# D1: Matchup #1 Antonio Davis vs. Dale Davis



## Knick Killer (Jul 16, 2006)

*Antonio Davis*









*VS.*

*Dale Davis*​


----------



## Auggie (Mar 7, 2004)

ouch. too bad a Davis brother has to go in the first round...I loved them both so much back then, though Dale was starting, Antonio was still getting about the roughly same minutes and producing the same. They were both the muscles of the team but if I had to choose its gotta be Dale.
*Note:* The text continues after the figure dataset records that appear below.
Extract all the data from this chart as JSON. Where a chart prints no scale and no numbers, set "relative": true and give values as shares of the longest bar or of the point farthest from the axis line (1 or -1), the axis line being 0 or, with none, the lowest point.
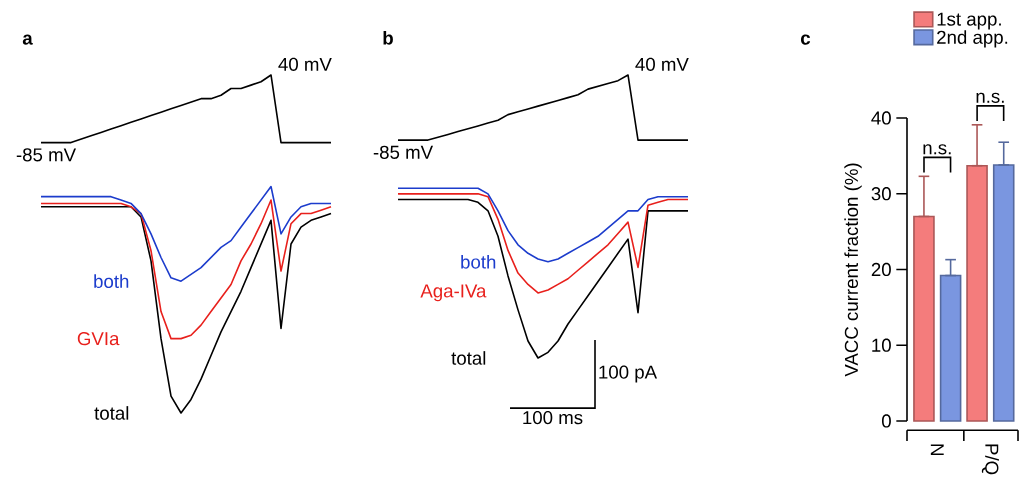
{
  "chart_data": [
    {
      "type": "line",
      "title": "a",
      "relative": true,
      "categories": [
        null,
        null,
        null,
        null,
        null,
        null,
        null,
        null,
        null,
        null,
        null,
        null,
        null,
        null,
        null,
        null,
        null,
        null,
        null,
        null,
        null,
        null,
        null,
        null,
        null,
        null,
        null,
        null,
        null,
        null
      ],
      "series": [
        {
          "color": "#000000",
          "values": [
            0.8,
            0.8,
            0.8,
            0.8,
            0.81,
            0.82,
            0.83,
            0.84,
            0.85,
            0.86,
            0.87,
            0.88,
            0.89,
            0.9,
            0.91,
            0.92,
            0.93,
            0.93,
            0.94,
            0.96,
            0.96,
            0.97,
            0.98,
            1.0,
            0.8,
            0.8,
            0.8,
            0.8,
            0.8,
            0.8
          ]
        },
        {
          "name": "total",
          "color": "#000000",
          "values": [
            0.61,
            0.61,
            0.61,
            0.61,
            0.61,
            0.61,
            0.61,
            0.61,
            0.61,
            0.61,
            0.58,
            0.45,
            0.22,
            0.05,
            0.0,
            0.04,
            0.1,
            0.17,
            0.24,
            0.3,
            0.36,
            0.43,
            0.5,
            0.57,
            0.25,
            0.5,
            0.55,
            0.57,
            0.58,
            0.59
          ]
        },
        {
          "name": "GVIa",
          "color": "#e8201c",
          "values": [
            0.62,
            0.62,
            0.62,
            0.62,
            0.62,
            0.62,
            0.62,
            0.62,
            0.62,
            0.61,
            0.59,
            0.48,
            0.3,
            0.22,
            0.22,
            0.23,
            0.26,
            0.3,
            0.34,
            0.38,
            0.45,
            0.5,
            0.56,
            0.63,
            0.42,
            0.56,
            0.59,
            0.59,
            0.6,
            0.61
          ]
        },
        {
          "name": "both",
          "color": "#1c3ccc",
          "values": [
            0.64,
            0.64,
            0.64,
            0.64,
            0.64,
            0.64,
            0.64,
            0.64,
            0.63,
            0.62,
            0.59,
            0.53,
            0.46,
            0.4,
            0.39,
            0.41,
            0.43,
            0.46,
            0.49,
            0.51,
            0.55,
            0.59,
            0.63,
            0.67,
            0.53,
            0.58,
            0.61,
            0.62,
            0.62,
            0.62
          ]
        }
      ],
      "annotations": [
        "-85 mV",
        "40 mV"
      ]
    },
    {
      "type": "line",
      "title": "b",
      "relative": true,
      "categories": [
        null,
        null,
        null,
        null,
        null,
        null,
        null,
        null,
        null,
        null,
        null,
        null,
        null,
        null,
        null,
        null,
        null,
        null,
        null,
        null,
        null,
        null,
        null,
        null,
        null,
        null,
        null,
        null,
        null,
        null
      ],
      "series": [
        {
          "color": "#000000",
          "values": [
            0.77,
            0.77,
            0.77,
            0.77,
            0.78,
            0.79,
            0.8,
            0.81,
            0.82,
            0.83,
            0.84,
            0.86,
            0.87,
            0.88,
            0.89,
            0.9,
            0.91,
            0.92,
            0.93,
            0.95,
            0.96,
            0.97,
            0.98,
            1.0,
            0.77,
            0.77,
            0.77,
            0.77,
            0.77,
            0.77
          ]
        },
        {
          "name": "total",
          "color": "#000000",
          "values": [
            0.56,
            0.56,
            0.56,
            0.56,
            0.56,
            0.56,
            0.56,
            0.56,
            0.55,
            0.52,
            0.43,
            0.29,
            0.17,
            0.06,
            0.0,
            0.02,
            0.06,
            0.12,
            0.17,
            0.22,
            0.27,
            0.32,
            0.37,
            0.42,
            0.16,
            0.52,
            0.52,
            0.52,
            0.52,
            0.52
          ]
        },
        {
          "name": "Aga-IVa",
          "color": "#e8201c",
          "values": [
            0.58,
            0.58,
            0.58,
            0.58,
            0.58,
            0.58,
            0.58,
            0.58,
            0.58,
            0.57,
            0.49,
            0.38,
            0.3,
            0.26,
            0.23,
            0.24,
            0.26,
            0.28,
            0.31,
            0.34,
            0.37,
            0.4,
            0.44,
            0.48,
            0.32,
            0.54,
            0.55,
            0.56,
            0.56,
            0.56
          ]
        },
        {
          "name": "both",
          "color": "#1c3ccc",
          "values": [
            0.6,
            0.6,
            0.6,
            0.6,
            0.6,
            0.6,
            0.6,
            0.6,
            0.6,
            0.58,
            0.52,
            0.45,
            0.4,
            0.37,
            0.35,
            0.34,
            0.35,
            0.37,
            0.39,
            0.41,
            0.43,
            0.46,
            0.49,
            0.52,
            0.52,
            0.56,
            0.57,
            0.57,
            0.57,
            0.57
          ]
        }
      ],
      "annotations": [
        "-85 mV",
        "40 mV",
        "100 pA",
        "100 ms"
      ]
    },
    {
      "type": "bar",
      "title": "c",
      "ylabel": "VACC current fraction (%)",
      "categories": [
        "N",
        "P/Q"
      ],
      "ylim": [
        0,
        40
      ],
      "yticks": [
        0,
        10,
        20,
        30,
        40
      ],
      "legend": "top",
      "series": [
        {
          "name": "1st app.",
          "color": "#f47c7c",
          "values": [
            27.0,
            33.7
          ],
          "errors": [
            [
              27.0,
              32.3
            ],
            [
              33.7,
              39.1
            ]
          ]
        },
        {
          "name": "2nd app.",
          "color": "#7a96e0",
          "values": [
            19.2,
            33.8
          ],
          "errors": [
            [
              19.2,
              21.3
            ],
            [
              33.8,
              36.8
            ]
          ]
        }
      ],
      "annotations": [
        "n.s.",
        "n.s."
      ]
    }
  ]
}
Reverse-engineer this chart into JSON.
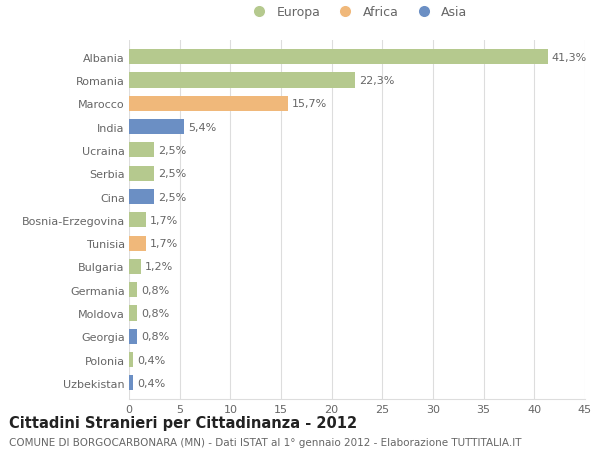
{
  "countries": [
    "Albania",
    "Romania",
    "Marocco",
    "India",
    "Ucraina",
    "Serbia",
    "Cina",
    "Bosnia-Erzegovina",
    "Tunisia",
    "Bulgaria",
    "Germania",
    "Moldova",
    "Georgia",
    "Polonia",
    "Uzbekistan"
  ],
  "values": [
    41.3,
    22.3,
    15.7,
    5.4,
    2.5,
    2.5,
    2.5,
    1.7,
    1.7,
    1.2,
    0.8,
    0.8,
    0.8,
    0.4,
    0.4
  ],
  "continents": [
    "Europa",
    "Europa",
    "Africa",
    "Asia",
    "Europa",
    "Europa",
    "Asia",
    "Europa",
    "Africa",
    "Europa",
    "Europa",
    "Europa",
    "Asia",
    "Europa",
    "Asia"
  ],
  "colors": {
    "Europa": "#b5c98e",
    "Africa": "#f0b87a",
    "Asia": "#6b8fc4"
  },
  "title": "Cittadini Stranieri per Cittadinanza - 2012",
  "subtitle": "COMUNE DI BORGOCARBONARA (MN) - Dati ISTAT al 1° gennaio 2012 - Elaborazione TUTTITALIA.IT",
  "xlim": [
    0,
    45
  ],
  "xticks": [
    0,
    5,
    10,
    15,
    20,
    25,
    30,
    35,
    40,
    45
  ],
  "background_color": "#ffffff",
  "grid_color": "#dddddd",
  "bar_height": 0.65,
  "label_fontsize": 8,
  "tick_fontsize": 8,
  "title_fontsize": 10.5,
  "subtitle_fontsize": 7.5
}
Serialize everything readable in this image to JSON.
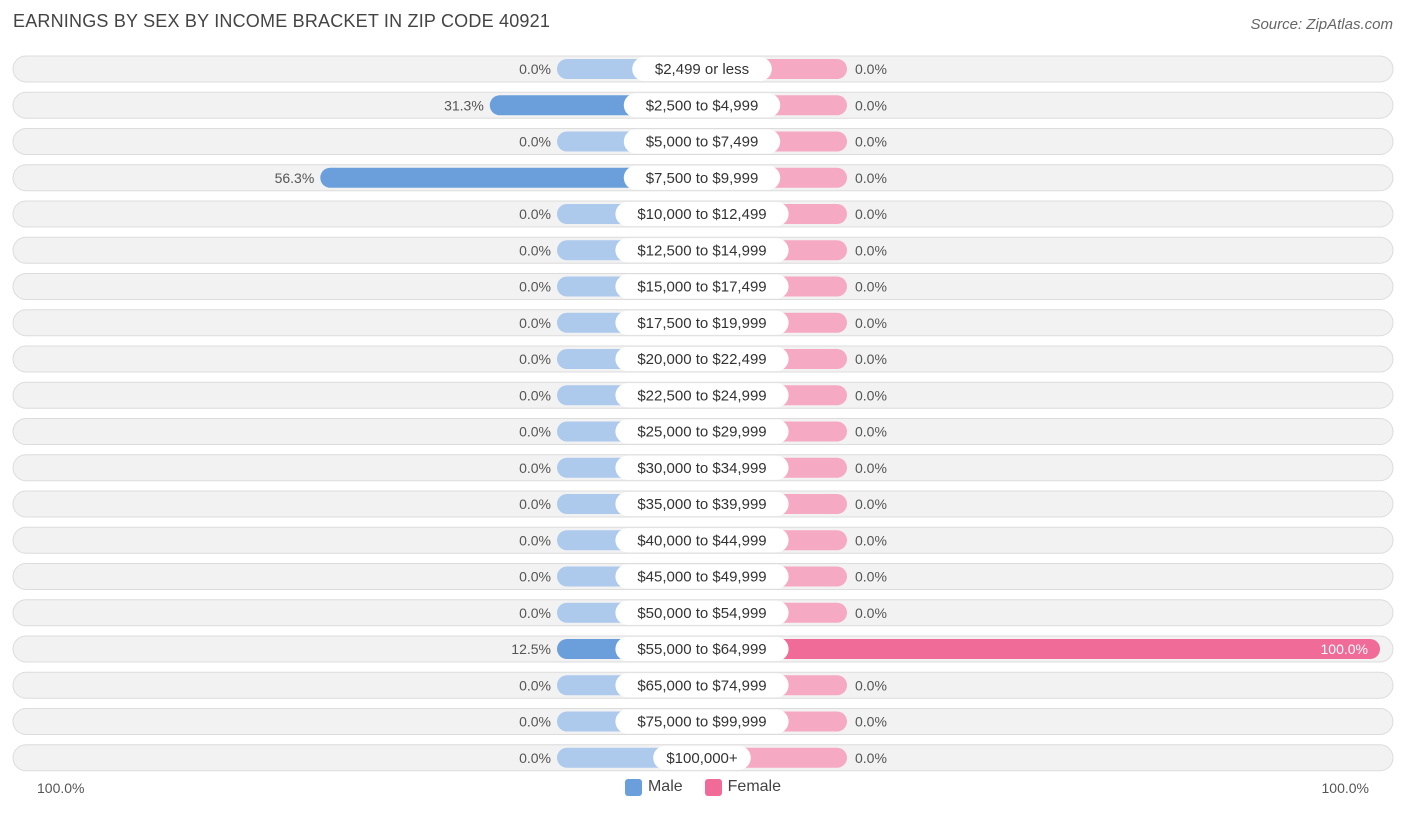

He made an all star team with us in 2000 and went to the Finals with us (and that happend after Antonio was traded, although we really missed AD against the Lakers). Dale eventually got us JO and was a big factor in us making the playoffs in Reggies final season after JO got injured again. I choose Dale


----------



## R-Star (Jun 13, 2002)

Dale. Pretty hard pick though.


----------



## Pacers Fan (Aug 25, 2002)

Dale. I almost voted for Antonio because Dale left for the Pistons, but Dale did make the all-star team and was part of the 2000 NBA Finals team.


----------



## StephenJackson (Oct 28, 2004)

I will always remember that 4 point with AD and Larry Johnson. Dale it is.


----------



## Pacersthebest (Aug 6, 2005)

Dale but hard choise.


----------